Pero de todos los casos que he visto a mi alrededor, con divorcio o sin él, con papeles o no, en cualquier separación hay una sensación de estar al borde del precipicio, de salto al vacío, de avanzar como quien pasa por un campo de minas intentando que nada explote. El momento en que miras a tu pareja y le dices hasta aquí nunca se olvida. El momento en que lo escuchas de tu pareja tampoco. Y luego, la primera noche a solas y todas las primeras veces sin la otra persona. Se abre un camino que se recorre desorientado unos kilómetros. A veces, atravesado por un dolor extremo de abandono o, en otras, por una sensación de liberación. A veces, incluso hay una tercera persona, amante, que espera el divorcio como una oportunidad, pero luego cae en el olvido porque era solo una excusa o vía de escape.
Supongo que gran parte de esa desorientación de la separación se debe a que no nos han enseñado a separarnos. Nos hicieron creer en el felices para siempre, cuando no. Tampoco nos han enseñado a estar en soledad, básico para ser libres. Por eso algunos de mis conocidos separados o separadas este año, en un intento de no ser conscientes, han llenado cada día y cada hora de compromisos para escapar. Y al final, agotados, me dicen que no se sienten mejor. Cuando creo que, el único remedio, es pararse y aceptar con tiempo.
Aprender a separarse es salir de allí sin mirar atrás, y luego poder mirar poco a poco a ese pasado hasta entender los porqués de muchas cosas con el tiempo. Es comprender que lo que ahora te parece duro será la mejor decisión a largo plazo. Es entender que a veces no es solo una ruptura, sino ver a quien aún quieres de la mano de otra persona. Son también los hijos, familiares o amigos que hacen preguntas que no sabes ni responder. Y no pasa nada, porque no siempre habrá respuesta para lo que ocurre.
¿Y después qué? Hay quien cree que ni el amor existe y se coloca un muro de protección. Por eso aprender a separarse es también aprender a amar de nuevo. Quizás no vuelva a ocurrir o quizás sí, pero nunca será de la misma manera. Quizás, mejor o peor, según nos quitemos más o menos nuestra coraza. Pero hay que afrontar ese proceso con la valentía de volver a sentir y admitirlo sin salir huyendo.
Estoy orgullosa, en mi entorno, de quienes han dado ese paso este año porque han pensado en sí mismos o en sí mismas antes que nada. Pero también porque sus hijos e hijas crecerán viendo cómo sus padres no son personas dependientes, que pueden desarrollar sus vidas y progresar sin necesidad del otro. Y esa es una gran lección. Y, también, he visto una capacidad de negociación extraordinaria en aquellas situaciones donde el cariño se ha impuesto ante todo. No hablo de los contextos de violencia, donde se hace imposible negociar nada. Nadie se separa haciendo una fiesta pero justo por ello, por lo compartido y lo que fue, la negociación debería ser una parte clave. Aprender a hacerlo lo menos doloroso no por ti ni por mí, sino por nosotros. Que, con el tiempo, miremos al pasado y estemos orgullosos de haberlo hecho bien.

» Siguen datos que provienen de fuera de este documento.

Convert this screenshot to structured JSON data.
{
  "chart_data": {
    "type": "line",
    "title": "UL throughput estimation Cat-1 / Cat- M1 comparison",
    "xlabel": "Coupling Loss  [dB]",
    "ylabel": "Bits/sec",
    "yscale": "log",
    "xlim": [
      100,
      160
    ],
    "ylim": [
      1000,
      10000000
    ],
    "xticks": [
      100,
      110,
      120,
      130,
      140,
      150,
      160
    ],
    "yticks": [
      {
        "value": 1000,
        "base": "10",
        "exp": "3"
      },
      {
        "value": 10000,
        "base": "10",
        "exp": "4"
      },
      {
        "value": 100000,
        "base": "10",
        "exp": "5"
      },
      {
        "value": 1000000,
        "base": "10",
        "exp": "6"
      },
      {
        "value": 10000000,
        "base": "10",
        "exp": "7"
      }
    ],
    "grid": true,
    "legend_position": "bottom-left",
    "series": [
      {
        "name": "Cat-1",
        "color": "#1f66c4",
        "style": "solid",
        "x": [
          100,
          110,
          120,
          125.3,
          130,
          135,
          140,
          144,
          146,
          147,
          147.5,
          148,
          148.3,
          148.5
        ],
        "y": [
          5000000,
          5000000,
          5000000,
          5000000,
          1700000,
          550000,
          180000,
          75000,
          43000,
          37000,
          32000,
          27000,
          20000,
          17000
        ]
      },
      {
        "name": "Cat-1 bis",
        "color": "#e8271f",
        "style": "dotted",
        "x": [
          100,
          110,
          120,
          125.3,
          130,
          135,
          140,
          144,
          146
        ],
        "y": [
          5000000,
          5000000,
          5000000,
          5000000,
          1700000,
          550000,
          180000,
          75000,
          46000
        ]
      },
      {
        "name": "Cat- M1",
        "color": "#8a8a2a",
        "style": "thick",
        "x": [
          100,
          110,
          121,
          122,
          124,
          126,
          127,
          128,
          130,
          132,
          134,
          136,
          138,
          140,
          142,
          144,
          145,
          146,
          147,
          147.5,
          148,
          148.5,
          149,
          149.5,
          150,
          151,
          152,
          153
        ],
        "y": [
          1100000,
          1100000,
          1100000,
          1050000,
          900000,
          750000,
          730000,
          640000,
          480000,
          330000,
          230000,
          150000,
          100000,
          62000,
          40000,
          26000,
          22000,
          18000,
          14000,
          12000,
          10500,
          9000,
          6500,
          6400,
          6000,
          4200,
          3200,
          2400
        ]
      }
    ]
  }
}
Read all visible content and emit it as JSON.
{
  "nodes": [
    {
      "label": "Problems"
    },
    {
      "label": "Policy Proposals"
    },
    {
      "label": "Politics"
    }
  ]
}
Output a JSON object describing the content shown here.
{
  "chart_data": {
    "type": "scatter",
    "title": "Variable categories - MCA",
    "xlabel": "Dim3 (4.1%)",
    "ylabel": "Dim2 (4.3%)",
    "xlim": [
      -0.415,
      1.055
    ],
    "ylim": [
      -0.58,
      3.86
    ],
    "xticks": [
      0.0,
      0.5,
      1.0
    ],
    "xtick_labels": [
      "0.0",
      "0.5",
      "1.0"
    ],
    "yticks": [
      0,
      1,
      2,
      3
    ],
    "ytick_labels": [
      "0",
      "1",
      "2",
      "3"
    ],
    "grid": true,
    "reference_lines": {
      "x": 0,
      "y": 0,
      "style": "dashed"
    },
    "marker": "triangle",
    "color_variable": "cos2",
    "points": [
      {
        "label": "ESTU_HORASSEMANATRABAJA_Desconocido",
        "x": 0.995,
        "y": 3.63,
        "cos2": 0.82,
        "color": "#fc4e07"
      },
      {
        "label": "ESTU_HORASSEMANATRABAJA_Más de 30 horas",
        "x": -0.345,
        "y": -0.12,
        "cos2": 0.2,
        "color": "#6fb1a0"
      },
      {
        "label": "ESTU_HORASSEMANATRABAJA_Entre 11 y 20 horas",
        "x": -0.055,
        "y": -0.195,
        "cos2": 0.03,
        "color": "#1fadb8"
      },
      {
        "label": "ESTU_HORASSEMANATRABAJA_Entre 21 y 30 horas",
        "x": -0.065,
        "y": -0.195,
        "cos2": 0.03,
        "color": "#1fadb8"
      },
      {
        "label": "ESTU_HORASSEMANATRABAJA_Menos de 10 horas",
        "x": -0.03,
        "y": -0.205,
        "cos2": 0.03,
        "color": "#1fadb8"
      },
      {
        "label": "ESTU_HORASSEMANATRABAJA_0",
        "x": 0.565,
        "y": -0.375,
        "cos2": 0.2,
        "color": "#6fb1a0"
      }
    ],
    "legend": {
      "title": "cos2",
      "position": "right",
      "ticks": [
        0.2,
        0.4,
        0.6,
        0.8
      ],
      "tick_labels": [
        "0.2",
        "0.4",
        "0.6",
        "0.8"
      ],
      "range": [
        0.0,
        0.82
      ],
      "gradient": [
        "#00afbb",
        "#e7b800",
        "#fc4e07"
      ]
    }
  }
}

Muchas personas se tomarán en unos días las doce uvas dejando atrás el año de su divorcio, siendo personas muy diferentes al año anterior, donde tomaron quizás alguna uva con el deseo de que aquello no se rompiera. Pero cuando el amor se va no hay deseos que se cumplan. Hace tiempo comprendí que el divorcio no tenía que ser algo negativo, sino la aceptación de que el amor no es eterno y de que todo el mundo merece una nueva oportunidad de comenzar. Y si duele, hay que pensar en eso de que el amor es ayudar a alguien a ser lo que tiene que ser. Y que a veces, hay que pensar qué será de nuestra vida mañana, pasado, en cinco, diez o veinte años. Y en la de la otra persona. Pensar en el futuro para decidir en el presente. Aunque sea duro. En eso consiste vivir. En aprender.